Голос знакомый, сильный и неприятный. Неужели Аррен л’Калипса спустился в мою маленькую преисподнюю? Я отнял ладонь от горла Зинкара и взял у своей горничной влажное полотенце, чтобы стереть с пальцев чужой пот.
— Что вы здесь делаете, тан л’Калипса?
— Вопрос в том, что вы здесь делаете?!
— Я веду допрос.
— Ментальная пытка это не допрос! Это акт зверства, позорящего весь наш народ!
— Ну, знаете, кто-то испепеляет, кто-то замораживает, кто-то бьет молниями, а я вот копаюсь в чужих эмоциях. Голос не выбирают, верно? К тому же вряд ли звери делают друг с другом нечто подобное. Это наша прерогатива.
Безупречный тан прошел в глубь камеры, игнорируя негостеприимные взгляды моих людей, приподнял голову бесчувственного малдизца.
— Он в шоке и, кажется, обмочился.
— Если бы вы не мешали, он бы уже говорил.
— У него нет языка, л’Мориа! Вы совсем рехнулись?!
— Отсутствие языка не помешало ему предречь мне возмездие Санкаришмы несколько часов назад.
— У вас есть свидетели?
— У меня есть уверенность в собственной правоте, и этого достаточно. Этот человек — враг Мескии, л’Калипса, и я в шаге от того, чтобы вскрыть все его секреты! Вы действительно хотите мне помешать?
Гнев, страх, ненависть. Он зол на меня, он боится меня, он ненавидит меня. Все те же чувства, отовсюду направленные на меня. Как это утомительно! Они считают меня чудовищем — пусть! Но они не могут мешать мне работать!
— У вас нет права на эти аморальные пытки, л’Мориа, и я не позволю вам их продолжить! Даже если бы он был преступником, нет преступления, которое оправдало бы ваши действия!
— Право мне дал Им…
— Вам было дано право арестовать этого человека, а не пытать его до полусмерти! Из-за ваших действий в Танда-Тлуне малдизская диаспора встала на дыбы! За эти паршивые несколько часов в Старкраре произошло двенадцать, двенадцать самосожжений!
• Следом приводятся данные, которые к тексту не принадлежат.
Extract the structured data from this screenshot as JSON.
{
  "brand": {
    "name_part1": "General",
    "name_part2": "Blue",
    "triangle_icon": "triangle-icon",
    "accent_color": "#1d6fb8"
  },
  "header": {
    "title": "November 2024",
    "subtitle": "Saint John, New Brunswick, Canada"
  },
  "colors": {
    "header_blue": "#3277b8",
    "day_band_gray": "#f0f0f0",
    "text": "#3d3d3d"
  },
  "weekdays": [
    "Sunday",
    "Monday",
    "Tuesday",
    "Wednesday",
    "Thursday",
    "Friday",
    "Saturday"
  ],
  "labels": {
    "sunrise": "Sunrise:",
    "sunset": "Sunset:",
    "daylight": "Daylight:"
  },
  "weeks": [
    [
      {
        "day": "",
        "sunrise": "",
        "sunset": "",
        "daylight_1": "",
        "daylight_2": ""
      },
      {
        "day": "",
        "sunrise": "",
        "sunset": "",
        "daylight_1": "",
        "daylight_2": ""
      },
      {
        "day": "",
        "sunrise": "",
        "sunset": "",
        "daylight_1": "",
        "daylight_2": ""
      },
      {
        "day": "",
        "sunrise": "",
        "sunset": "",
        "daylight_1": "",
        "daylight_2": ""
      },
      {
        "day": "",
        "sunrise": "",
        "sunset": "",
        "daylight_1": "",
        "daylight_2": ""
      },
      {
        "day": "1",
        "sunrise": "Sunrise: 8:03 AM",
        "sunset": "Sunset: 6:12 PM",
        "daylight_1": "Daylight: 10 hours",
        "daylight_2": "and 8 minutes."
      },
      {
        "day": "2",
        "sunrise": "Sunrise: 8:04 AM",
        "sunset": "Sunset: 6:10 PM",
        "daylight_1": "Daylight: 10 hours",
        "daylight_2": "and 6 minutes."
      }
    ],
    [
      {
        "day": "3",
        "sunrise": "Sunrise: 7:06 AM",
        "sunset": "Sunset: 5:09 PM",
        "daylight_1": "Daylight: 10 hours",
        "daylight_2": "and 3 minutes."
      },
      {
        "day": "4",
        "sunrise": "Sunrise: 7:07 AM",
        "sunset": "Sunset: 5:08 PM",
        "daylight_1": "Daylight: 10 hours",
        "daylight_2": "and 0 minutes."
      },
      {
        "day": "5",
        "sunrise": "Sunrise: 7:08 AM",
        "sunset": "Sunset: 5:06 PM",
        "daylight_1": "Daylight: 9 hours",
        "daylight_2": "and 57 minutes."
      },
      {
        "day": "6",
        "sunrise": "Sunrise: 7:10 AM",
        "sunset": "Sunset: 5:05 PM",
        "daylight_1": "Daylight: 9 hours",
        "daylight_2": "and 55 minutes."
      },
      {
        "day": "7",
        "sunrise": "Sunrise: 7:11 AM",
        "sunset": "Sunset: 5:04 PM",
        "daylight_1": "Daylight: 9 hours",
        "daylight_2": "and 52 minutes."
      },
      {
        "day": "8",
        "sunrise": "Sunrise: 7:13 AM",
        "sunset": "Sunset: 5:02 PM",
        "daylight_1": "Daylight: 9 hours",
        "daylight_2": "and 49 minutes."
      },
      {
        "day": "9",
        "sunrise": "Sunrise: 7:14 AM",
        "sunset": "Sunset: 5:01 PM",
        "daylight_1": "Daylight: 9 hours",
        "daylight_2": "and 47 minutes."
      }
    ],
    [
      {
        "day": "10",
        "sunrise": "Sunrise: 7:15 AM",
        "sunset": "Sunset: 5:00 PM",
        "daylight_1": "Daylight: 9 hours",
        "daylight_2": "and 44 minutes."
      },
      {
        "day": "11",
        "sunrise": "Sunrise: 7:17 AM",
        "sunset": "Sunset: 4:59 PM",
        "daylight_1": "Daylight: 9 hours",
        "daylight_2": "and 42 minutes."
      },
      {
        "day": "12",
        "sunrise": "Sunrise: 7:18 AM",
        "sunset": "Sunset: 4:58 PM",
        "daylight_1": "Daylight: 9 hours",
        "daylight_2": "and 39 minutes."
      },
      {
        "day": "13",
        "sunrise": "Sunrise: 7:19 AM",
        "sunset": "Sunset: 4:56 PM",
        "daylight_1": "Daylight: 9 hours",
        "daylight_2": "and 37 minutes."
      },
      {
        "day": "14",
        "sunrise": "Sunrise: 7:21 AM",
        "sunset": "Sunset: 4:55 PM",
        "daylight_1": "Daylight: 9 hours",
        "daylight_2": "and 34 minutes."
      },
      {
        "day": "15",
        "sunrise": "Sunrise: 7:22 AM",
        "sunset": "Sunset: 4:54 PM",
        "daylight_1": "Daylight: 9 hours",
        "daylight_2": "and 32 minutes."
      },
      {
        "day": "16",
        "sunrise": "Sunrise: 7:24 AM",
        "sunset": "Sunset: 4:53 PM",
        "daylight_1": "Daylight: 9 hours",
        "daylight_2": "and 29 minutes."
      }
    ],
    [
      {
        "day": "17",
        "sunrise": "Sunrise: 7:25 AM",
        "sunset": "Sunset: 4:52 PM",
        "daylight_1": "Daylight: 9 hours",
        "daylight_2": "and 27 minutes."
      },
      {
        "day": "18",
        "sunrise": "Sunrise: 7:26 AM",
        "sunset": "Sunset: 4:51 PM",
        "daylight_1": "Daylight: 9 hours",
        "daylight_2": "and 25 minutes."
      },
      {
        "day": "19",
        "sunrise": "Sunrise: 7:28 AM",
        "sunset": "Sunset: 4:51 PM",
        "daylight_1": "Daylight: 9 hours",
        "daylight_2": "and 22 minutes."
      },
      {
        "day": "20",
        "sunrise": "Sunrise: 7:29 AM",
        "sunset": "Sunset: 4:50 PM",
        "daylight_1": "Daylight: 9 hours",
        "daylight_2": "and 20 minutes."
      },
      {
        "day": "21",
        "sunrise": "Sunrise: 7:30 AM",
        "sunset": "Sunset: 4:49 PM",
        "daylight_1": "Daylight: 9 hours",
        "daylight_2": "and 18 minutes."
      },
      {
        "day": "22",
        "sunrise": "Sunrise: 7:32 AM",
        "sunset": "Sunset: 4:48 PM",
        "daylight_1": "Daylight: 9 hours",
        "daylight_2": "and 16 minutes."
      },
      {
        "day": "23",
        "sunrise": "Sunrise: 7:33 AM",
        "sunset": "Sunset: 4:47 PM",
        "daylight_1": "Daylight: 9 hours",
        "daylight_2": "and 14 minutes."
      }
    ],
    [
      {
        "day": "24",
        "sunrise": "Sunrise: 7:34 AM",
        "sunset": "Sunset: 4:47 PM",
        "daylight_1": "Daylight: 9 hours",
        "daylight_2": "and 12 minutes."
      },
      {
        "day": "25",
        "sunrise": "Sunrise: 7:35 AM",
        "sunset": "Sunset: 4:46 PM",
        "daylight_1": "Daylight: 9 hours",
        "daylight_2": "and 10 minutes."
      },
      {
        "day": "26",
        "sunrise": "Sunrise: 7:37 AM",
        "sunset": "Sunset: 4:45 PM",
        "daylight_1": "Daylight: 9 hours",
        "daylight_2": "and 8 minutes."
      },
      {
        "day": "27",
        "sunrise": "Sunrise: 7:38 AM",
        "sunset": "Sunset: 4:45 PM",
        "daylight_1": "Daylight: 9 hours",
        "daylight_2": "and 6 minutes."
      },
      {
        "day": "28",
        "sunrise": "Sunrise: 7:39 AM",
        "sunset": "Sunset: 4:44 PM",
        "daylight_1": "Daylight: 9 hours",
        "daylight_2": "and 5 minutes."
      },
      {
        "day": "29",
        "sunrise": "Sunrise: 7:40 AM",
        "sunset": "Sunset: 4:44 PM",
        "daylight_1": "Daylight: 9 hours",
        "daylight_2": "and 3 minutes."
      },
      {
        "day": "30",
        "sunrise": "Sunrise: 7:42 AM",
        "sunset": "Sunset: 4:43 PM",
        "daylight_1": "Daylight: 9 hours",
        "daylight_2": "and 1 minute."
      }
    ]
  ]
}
Один малдизец поджег себя перед зданием Парламента, еще трое превратились в живые факелы перед воротами в Императорский парк! Город на грани истерики, и за это мы обязаны вам!
— Какое мне дело до их смехотворных протестов? Пусть хоть все сгорят, но я должен сделать свою работу.
— Тогда вы делаете ее плохо, потому что от ваших действий страдает Меския! Я прибыл из дворца с приказом его величества прекратить любые насильственные действия против этого человека и его телохранителя! Завтра их перевезут в охраняемое жилище и будут держать под стражей в подобающих условиях. Это воля лично Императора, она не подлежит обсуждению или обжалованию!
Будто я могу начать оспаривать его волю.
— Поступайте, как знаете, а я найду способ вернуть этого человека на это самое место и продолжить свое дело.
— Не надо искать способы, л’Мориа, — угрожающе ответил безупречный тан. — Ищите доказательства.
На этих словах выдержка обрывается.